Most people in Seattle believed the Mariners would never find a buyer to keep the team here. They were wrong.

Most people in Seattle believed that when the trucks pulled out of Kirkland, the Seahawks were gone. They were wrong.

Most people in Seattle believed that 41 years of history, tradition and excitement around the Sonics, not to mention $100 million, were worth something to the NBA. They were wrong.

So much for conventional wisdom in pro sports.

Today, fans in Seattle want to believe that Chris Hansen, who seems genuinely to be the antithesis of the stereotypical sports mogul described above, has done enough of the right things to get an arena built and a team purchased.
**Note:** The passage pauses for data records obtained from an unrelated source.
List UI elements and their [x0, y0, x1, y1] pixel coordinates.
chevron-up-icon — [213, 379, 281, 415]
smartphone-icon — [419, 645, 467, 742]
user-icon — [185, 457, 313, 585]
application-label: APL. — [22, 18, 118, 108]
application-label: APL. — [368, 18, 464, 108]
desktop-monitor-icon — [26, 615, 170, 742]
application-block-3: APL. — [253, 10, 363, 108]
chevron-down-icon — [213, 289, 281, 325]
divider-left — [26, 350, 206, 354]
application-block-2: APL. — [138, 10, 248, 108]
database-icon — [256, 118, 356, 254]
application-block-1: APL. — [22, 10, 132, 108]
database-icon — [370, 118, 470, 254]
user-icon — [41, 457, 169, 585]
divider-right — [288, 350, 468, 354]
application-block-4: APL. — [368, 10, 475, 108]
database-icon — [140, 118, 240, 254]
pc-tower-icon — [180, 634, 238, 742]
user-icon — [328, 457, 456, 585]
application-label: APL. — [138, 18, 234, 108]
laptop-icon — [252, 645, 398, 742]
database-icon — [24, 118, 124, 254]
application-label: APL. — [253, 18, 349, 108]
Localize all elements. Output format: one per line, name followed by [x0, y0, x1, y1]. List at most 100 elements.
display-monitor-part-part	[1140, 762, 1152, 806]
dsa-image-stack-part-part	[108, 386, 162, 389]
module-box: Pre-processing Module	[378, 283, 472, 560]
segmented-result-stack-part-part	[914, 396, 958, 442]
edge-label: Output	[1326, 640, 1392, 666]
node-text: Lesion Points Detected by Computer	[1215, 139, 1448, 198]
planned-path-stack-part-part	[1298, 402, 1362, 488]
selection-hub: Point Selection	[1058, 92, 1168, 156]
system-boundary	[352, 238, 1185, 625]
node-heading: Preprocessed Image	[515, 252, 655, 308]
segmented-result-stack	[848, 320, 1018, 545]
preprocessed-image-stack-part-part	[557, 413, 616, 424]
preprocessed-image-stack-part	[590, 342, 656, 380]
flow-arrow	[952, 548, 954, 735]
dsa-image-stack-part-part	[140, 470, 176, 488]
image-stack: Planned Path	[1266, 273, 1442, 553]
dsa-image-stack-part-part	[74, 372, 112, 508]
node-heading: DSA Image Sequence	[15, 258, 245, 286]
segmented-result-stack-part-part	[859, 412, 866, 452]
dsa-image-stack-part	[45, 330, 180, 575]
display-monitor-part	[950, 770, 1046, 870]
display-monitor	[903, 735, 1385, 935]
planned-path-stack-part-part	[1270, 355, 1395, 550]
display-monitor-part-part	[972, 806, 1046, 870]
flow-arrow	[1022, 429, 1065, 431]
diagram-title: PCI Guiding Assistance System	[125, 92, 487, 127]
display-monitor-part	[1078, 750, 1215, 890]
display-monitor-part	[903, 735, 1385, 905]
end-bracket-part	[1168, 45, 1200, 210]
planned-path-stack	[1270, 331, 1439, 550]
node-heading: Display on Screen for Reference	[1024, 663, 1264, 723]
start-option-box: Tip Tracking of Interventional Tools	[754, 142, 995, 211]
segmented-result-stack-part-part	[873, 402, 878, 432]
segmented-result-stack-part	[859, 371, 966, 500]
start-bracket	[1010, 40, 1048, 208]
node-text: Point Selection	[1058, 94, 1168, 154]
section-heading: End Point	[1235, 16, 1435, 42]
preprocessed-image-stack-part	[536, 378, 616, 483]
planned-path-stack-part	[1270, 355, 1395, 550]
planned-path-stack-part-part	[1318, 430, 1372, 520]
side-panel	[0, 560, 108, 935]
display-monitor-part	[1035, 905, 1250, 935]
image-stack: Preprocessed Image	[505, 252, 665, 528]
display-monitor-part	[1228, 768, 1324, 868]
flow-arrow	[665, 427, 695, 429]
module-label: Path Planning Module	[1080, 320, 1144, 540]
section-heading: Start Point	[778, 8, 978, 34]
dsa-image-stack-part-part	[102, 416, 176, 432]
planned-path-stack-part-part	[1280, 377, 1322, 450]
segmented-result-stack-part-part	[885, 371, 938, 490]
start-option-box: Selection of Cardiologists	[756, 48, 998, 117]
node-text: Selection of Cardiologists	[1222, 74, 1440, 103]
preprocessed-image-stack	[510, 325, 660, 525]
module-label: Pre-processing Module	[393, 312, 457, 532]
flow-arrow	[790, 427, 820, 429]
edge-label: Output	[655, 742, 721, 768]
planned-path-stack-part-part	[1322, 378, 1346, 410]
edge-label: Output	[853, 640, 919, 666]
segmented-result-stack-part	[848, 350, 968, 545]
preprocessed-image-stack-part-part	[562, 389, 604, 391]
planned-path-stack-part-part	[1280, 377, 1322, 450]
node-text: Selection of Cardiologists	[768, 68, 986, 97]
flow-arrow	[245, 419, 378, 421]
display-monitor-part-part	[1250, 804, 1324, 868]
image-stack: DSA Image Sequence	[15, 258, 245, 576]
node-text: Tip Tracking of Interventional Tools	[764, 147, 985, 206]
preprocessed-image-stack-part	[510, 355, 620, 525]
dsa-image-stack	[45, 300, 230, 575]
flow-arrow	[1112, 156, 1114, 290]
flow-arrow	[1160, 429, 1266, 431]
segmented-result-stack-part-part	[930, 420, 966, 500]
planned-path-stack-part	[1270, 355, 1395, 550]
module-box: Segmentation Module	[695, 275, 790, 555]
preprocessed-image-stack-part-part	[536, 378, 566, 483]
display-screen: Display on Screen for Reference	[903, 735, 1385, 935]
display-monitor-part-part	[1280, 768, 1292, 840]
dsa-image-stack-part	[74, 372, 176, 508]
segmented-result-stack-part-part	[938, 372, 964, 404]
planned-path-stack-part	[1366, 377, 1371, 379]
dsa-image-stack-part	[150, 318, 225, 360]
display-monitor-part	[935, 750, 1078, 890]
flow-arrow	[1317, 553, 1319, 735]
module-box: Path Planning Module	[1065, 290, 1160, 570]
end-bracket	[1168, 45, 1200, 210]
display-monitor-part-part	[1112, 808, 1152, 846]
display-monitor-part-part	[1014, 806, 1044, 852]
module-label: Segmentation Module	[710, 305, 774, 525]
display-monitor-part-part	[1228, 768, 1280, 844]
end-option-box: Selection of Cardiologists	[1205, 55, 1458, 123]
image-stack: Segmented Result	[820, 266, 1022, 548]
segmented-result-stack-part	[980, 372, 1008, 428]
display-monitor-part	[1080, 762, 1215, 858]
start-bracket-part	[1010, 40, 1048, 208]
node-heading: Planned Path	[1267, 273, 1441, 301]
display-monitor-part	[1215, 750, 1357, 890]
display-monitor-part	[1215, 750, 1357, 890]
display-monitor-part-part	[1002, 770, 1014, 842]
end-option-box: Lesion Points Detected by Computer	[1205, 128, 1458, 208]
Just as eager are the sports fans in Sacramento, whose mayor, Kevin Johnson, has spent the last three All-Star Game weekends lobbying NBA owners to keep the Kings in his town. As indefatigable as is Hansen, so is Johnson, who helped assemble a counteroffer to the NBA Friday that included wealthy investors as capable of the big buy-in as Steve Ballmer and the Nordstroms in Seattle.

In January, shortly after the Hansen purchase agreement was announced, NBA commiss- ioner David Stern met with Ron Burkle, an owner of the NHL Pittsburgh Penguins, who was identified as the arena devel- oper in Sacramento. Stern appears to be taking him seriously.

Over the last decade I have learned to be skeptical about whatever Stern says regarding the business of his franchises, because his remarks are designed to manipulate, deflect or obscure the public’s understanding. As an example, at the All-Star Game, he was asked a question about Seattle’s support for pro sports, and he replied that the Seahawks and Mariners were given public subsidies, but there was none for the Sonics. He deliberately ignored the $100 million in 1993 that paid for the renovation that became KeyArena.

That’s the kind of prevarication that makes him so untrustworthy. But he did answer another question in an intriguing way.

“I don’t see any scenario where both cities are happy,” he said. What he inferred, and another answer supported, is that expansion is not under consideration.

I think he’s lying to drive up the value of the Kings.